Google Home Assistant

  • Already working for me
  • Lack of privacy
  • If Speech-to-Text is possible (where im not sure), i would need a paid Google Cloud Service

Mycroft

  • Not fully offline
  • Privacy should be OK
  • Hardware has to be acquired from Mycroft (Mycroft Mark II)
  • YouTube Music not working
  • Connection to openHAB via Binding
  • Pre-Defined Hotwords can be chosen

Snips

  • Seems to be not as maintained as others?

Sepia

  • Powerful and maintained
  • Not sure about the possiblies regarding HomeSpeaker-Hardware
  • Communication to openHAB via MQTT

Bottom line

  1. Did i get the possiblities more or less right?
  2. Is it possible to use e.g. Sepia in parallel to my current setup, but only for Speech-to-Text conversion of all my voice-commands, recognized from Google-Home-Assistant?
  3. Are there Hardware-Solutions for HomeSpeakers i missed?
  4. Does anyone have advices for me where to go, or is the current situation limited by the described topics

Thanks in advance and sorry if i got one or the other not fully correct.

Edit:
Seems that i did miss one very important topic, related to Sepia which is very helpful for me:

SEPIA Open Assistant - Privacy respecting, self-hosted voice-control - Apps & Services / 3rd Party - openHAB Community

Talk to your Smart Home via SEPIA Open Assistant | by Florian Quirin | SEPIA Framework | Medium

Im very impressed and i think this looks very promising to me

There are multiple tts engines available in Linux. I have used this one previouslywhich is nice.

1 Like

Thank you!
Basically I am searching for
Speech
To
Text
To analyze the commands in openHAB more individual than e.g. Google Assistant is providing it for me

That’s not right, you can also deploy it on a Raspi.

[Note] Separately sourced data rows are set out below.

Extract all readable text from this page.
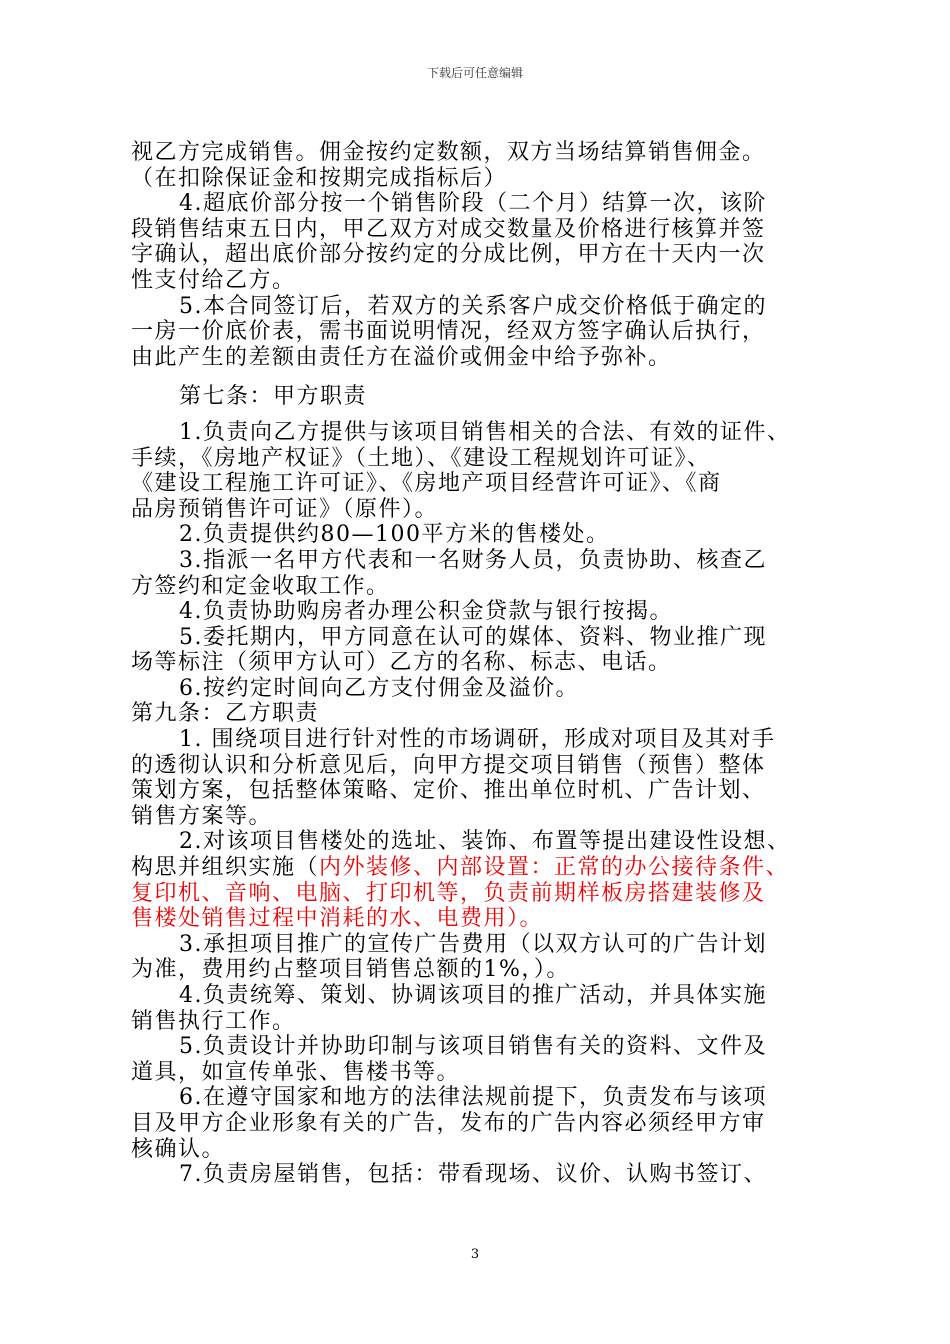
下载后可任意编辑

视乙方完成销售。佣金按约定数额，双方当场结算销售佣金。

（在扣除保证金和按期完成指标后）

4.超底价部分按一个销售阶段（二个月）结算一次，该阶

段销售结束五日内，甲乙双方对成交数量及价格进行核算并签

字确认，超出底价部分按约定的分成比例，甲方在十天内一次

性支付给乙方。

5.本合同签订后，若双方的关系客户成交价格低于确定的

一房一价底价表，需书面说明情况，经双方签字确认后执行，

由此产生的差额由责任方在溢价或佣金中给予弥补。

第七条：甲方职责

1.负责向乙方提供与该项目销售相关的合法、有效的证件、

手续，《房地产权证》（土地）、《建设工程规划许可证》、

《建设工程施工许可证》、《房地产项目经营许可证》、《商

品房预销售许可证》（原件）。

2.负责提供约80—100平方米的售楼处。

3.指派一名甲方代表和一名财务人员，负责协助、核查乙

方签约和定金收取工作。

4.负责协助购房者办理公积金贷款与银行按揭。

5.委托期内，甲方同意在认可的媒体、资料、物业推广现

场等标注（须甲方认可）乙方的名称、标志、电话。

6.按约定时间向乙方支付佣金及溢价。

第九条：乙方职责

1. 围绕项目进行针对性的市场调研，形成对项目及其对手

的透彻认识和分析意见后，向甲方提交项目销售（预售）整体

策划方案，包括整体策略、定价、推出单位时机、广告计划、

销售方案等。

2.对该项目售楼处的选址、装饰、布置等提出建设性设想、

构思并组织实施（内外装修、内部设置：正常的办公接待条件、

复印机、音响、电脑、打印机等，负责前期样板房搭建装修及

售楼处销售过程中消耗的水、电费用）。

3.承担项目推广的宣传广告费用（以双方认可的广告计划

为准，费用约占整项目销售总额的1%，）。

4.负责统筹、策划、协调该项目的推广活动，并具体实施

销售执行工作。

5.负责设计并协助印制与该项目销售有关的资料、文件及

道具，如宣传单张、售楼书等。

6.在遵守国家和地方的法律法规前提下，负责发布与该项

目及甲方企业形象有关的广告，发布的广告内容必须经甲方审

核确认。

7.负责房屋销售，包括：带看现场、议价、认购书签订、

3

To put this into some greater context:
I’d advise anyone with this starting point to reconsider the absolute requirement that speech recognition has to be offline.
This results in A LOT of work to you ahead at installation time as well as on any extension works, lots of issues in maintaining and use (offline speech recognition is never as good as online is) and lack of applicability.
There’s always a tradeoff between privacy and efforts.
Funnily, this ‘absolute’ requirement is very often issued by people that in turn don’t pay nowhere near the same level of attention to keeping ALL of their communications and private data private in applications ‘next door’ (you already own Google Home devices, you use YouTube Music, you shop @Amazon, you are on Fazebuck etc).
You can, just for example, as-well install an Alexa with a dummy account outside your LAN and have it talk very well-defined and -controlled to your openHAB through myOpenHAB only.
Simple to setup and maintain and ultimately in fact not really any less ‘private’ let alone ‘secure’.
And the Alexa skill for openHAB is really good and flexible. The amazonechocontrol binding also provides TTS.

1 Like

Thx for the hint with Alexa talking to myOpenHAB
@mstormi could you just give me a tiny explanation about the hardware i could use in this case?

This results in A LOT of work to you …

I fully understand and will experiment a bit with Sepia for fun → For sure i will see the limitations soon

The amazonechocontrol binding also provides TTS.

Again im in Search for STT and NOT TTS → For sure this is again a topic where i would like to analyze the voice commands as strings by myself, but in the end i will see, that the effort will be extremely high :sweat_smile:
→ Anyways i will experiment a bit because its fun: sepia/stt-server - Docker Image | Docker Hub

huh? Any Echo.

With the Alexa skill you can define arbitrary names for your items and with the amazonechocontrol you can even get the literal ‘last voice command’ to further analyze.

1 Like

This topic was automatically closed 41 days after the last reply. New replies are no longer allowed.